Take a look at the tips below to avoid hiking injuries this summer.
1. Don’t Go Alone
Although it doesn’t happen very often, every once in a while you hear a horror story of a hiker who falls off of a cliff, gets caught under a fallen tree trunk, etc. By far, the most important rule you can observe is simply to take a buddy with you. It’s more fun that way anyway.
2. Take Your Cell Phone
Sure, hiking is your way to escape the hustle and bustle of the modern world, but what happens if both you and your buddy become injured, or you can’t find your way back? By taking your full-charged cell phone with you, help is only seconds away.
3. Start Out Early in the Day
Starting in mid to late afternoon isn’t recommended, especially if you plan on hiking for many hours. If you’re still out hiking when night falls, it can become very difficult to find your way back. Hiking in the woods at night opens up a variety of hiking injuries and risks.
4. Don’t Drink out of Lakes and Streams
It might be tempting to drink the crystal clear water out of a stream or lake, but it’s actually not worth it. Even if it looks clean, you still don’t know what’s in there. There could be bacteria in the water that your body isn’t used to. Instead, bring a large bottle of water, that’s easy enough to carry.

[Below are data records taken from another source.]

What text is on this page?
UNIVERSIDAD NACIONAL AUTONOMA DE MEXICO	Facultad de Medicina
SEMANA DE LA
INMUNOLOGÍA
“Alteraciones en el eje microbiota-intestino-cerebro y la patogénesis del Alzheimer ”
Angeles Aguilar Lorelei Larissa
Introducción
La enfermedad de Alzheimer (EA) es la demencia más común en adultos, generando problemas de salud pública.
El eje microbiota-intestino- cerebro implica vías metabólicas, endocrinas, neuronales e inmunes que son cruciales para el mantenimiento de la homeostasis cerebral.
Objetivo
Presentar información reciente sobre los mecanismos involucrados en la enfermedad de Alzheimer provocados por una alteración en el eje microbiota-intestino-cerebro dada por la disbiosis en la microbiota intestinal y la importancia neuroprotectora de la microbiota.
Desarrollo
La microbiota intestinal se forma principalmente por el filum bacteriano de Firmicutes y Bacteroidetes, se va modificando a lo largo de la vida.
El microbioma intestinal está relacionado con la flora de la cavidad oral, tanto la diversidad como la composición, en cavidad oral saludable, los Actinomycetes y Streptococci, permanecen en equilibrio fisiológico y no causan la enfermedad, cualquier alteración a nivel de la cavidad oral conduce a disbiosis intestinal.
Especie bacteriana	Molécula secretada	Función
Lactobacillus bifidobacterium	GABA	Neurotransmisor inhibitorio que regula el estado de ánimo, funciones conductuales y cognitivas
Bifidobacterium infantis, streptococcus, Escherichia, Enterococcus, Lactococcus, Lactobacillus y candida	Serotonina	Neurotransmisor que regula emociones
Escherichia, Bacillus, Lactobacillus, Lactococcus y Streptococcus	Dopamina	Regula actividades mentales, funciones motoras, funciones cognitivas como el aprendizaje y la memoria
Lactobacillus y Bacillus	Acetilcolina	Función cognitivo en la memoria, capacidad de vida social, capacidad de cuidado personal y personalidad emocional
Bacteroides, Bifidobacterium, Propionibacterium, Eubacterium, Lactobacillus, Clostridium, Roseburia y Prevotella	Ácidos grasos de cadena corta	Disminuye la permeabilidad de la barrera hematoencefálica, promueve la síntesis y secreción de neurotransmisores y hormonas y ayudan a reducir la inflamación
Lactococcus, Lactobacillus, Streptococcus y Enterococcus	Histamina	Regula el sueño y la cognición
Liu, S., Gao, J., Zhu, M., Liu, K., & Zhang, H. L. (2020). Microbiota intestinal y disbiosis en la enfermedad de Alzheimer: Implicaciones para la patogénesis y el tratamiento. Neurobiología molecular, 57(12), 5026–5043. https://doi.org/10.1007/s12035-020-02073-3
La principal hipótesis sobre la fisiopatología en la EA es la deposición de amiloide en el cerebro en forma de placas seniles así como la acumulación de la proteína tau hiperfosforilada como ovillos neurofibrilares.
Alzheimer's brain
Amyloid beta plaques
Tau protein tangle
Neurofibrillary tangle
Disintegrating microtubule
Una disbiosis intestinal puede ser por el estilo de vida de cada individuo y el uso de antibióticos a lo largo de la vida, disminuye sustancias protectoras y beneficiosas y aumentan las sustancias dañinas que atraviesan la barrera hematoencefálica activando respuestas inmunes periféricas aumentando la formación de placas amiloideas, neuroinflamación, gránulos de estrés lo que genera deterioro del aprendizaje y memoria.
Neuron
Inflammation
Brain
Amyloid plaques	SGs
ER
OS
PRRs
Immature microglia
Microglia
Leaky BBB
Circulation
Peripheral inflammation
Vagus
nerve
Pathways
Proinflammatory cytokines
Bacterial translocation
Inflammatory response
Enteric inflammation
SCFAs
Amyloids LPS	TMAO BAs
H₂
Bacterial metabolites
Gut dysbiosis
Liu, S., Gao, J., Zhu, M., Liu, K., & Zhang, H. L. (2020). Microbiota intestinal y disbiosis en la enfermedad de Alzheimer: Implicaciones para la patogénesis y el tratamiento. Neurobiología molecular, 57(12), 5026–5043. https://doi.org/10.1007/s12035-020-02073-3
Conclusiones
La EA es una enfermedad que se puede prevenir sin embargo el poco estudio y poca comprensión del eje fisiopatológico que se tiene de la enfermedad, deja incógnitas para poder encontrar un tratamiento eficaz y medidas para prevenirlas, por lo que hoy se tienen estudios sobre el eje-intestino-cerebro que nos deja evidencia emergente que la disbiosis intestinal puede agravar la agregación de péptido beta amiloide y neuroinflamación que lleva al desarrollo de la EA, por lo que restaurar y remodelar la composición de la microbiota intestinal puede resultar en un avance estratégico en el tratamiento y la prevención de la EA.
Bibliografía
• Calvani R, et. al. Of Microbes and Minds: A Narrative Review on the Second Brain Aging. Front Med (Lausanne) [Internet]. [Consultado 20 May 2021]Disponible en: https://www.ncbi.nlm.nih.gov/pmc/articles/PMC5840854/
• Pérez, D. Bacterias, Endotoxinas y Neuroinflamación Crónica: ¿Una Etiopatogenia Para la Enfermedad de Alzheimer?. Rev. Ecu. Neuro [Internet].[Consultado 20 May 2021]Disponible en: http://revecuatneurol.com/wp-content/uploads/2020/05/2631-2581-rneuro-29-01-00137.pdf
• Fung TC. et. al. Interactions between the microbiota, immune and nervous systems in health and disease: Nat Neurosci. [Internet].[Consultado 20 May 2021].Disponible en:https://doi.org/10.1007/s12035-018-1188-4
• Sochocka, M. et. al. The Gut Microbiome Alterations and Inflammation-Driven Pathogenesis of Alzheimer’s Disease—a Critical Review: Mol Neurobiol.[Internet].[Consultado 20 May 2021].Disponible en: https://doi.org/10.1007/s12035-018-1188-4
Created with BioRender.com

5. Keep Your Eye out for Wild Animals
Make sure to look down at the trail ahead of you to make sure there are no animals in your path. Stepping on them is a great way to unintentionally provoke them to fight back – especially snakes.
6. Know Your Limits
Don’t make a leap over a ravine or decide to walk through a fast moving stream unless you’re positive that you will come out on the other side. It’s important to gauge your experience as a hiker and the amount of times you’ve successfully completed such attempts. If you’re a novice at hiking, simply take it easy and find a simpler path.
7. Bring a First Aid Kit
Sometime as easy as taking along a small first aid kit, can prevent small injuries from turning into larger ones.